Nuova condanna per Vincenzo Paduano in carcere per l'omicidio di Sara Di Pietrantonio, la studentessa di 22 anni uccisa e bruciata nel quartiere della Magliana a Roma la notte del 29 maggio 2016. A raggiungere Paduano, ex guardia giurata, è una nuova decisione dei giudici che lo hanno condannato a scontare una pena di quattro anni di reclusione per aver dato fuoco all'auto dell'ex fidanzata morta. Come riporta la trasmissione televisiva Quarto Grado, l'accusa aveva chiesto cinque anni, mentre i legali difensori tre mesi. Attualmente Vincenzo Paduano è nel carcere di Rebibbia, dove sta scontando una pena di 30 anni di reclusione per omicidio aggravato. Sara aveva lasciato Vincenzo, ma lui non l'aveva accettato. L'ha attirata con la scusa di volerle parlare per chiarire, con l'intenzione di lasciarla in pace. Ma quella notte Sara è morta strangolata proprio dalle mani dell'uomo che diceva di amarla, ma che in realtà voleva solo possederla, come si fa con le cose.
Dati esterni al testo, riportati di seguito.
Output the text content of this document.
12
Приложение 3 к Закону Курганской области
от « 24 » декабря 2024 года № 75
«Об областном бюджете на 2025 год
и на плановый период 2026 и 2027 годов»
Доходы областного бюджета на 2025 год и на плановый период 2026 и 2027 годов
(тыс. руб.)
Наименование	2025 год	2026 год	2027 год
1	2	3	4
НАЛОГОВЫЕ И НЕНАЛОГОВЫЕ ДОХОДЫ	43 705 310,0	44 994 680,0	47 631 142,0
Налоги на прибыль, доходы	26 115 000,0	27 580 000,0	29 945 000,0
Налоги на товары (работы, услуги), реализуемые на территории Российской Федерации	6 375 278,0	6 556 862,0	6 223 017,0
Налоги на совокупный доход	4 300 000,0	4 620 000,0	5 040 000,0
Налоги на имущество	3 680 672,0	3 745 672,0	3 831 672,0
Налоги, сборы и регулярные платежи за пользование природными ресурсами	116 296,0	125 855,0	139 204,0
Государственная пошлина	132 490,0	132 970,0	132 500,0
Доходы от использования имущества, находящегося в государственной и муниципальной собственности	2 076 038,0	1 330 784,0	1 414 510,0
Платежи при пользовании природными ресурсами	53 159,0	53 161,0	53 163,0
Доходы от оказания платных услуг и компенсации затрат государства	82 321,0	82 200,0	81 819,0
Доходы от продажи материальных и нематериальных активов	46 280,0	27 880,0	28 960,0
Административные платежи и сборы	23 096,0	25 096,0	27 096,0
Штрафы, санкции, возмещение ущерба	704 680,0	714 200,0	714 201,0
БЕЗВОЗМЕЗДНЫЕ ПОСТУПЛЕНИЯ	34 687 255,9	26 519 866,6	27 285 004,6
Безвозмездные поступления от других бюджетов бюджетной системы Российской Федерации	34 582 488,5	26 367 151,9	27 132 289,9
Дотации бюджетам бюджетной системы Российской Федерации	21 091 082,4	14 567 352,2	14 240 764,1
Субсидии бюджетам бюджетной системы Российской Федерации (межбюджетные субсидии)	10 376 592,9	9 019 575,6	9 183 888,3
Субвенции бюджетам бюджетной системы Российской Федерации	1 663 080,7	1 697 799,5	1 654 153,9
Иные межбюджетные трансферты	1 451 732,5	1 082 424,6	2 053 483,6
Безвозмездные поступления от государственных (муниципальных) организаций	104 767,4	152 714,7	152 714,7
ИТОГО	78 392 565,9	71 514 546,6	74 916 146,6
Dopo averla uccisa ha dato fuoco al suo corpo.

Processo Di Pietrantonio

Nell'ambito del processo in corso sulla morte di Sara di Pietrantonio, la Suprema Corte di Cassazione, nelle motivazioni relative all'udienza del 12 aprile scorso, ha riconosciuto Vincenzo Paduano dovrà scontare la pena prevista per due reati distinti, non assimilabili: l'omicidio pluriaggravato e lo stalking. Udienza che ha accolto il reclamo del procuratore generale di Roma Stefano Tucci e dei familiari della vittima contro lo sconto di pena. I magistrati hanno riconosciuto quanto sostenuto dal giudice per l'udienza preliminare che aveva stabilito in primo grado la pena dell'ergastolo per Paduano. Annullata invece la sentenza della Corte d'Assise d'Appello che il 10 maggio del 2018 aveva considerato lo stalking un aggravante riconducibile all'omicidio e non un reato a sé stante, ciò avrebbe ridotto la pena dell'imputato a 30 anni. Davanti a un’altra sezione della Corte d’Assise d’Appello di Roma si dovrà celebrare il processo d’appello bis nei confronti di Paduano.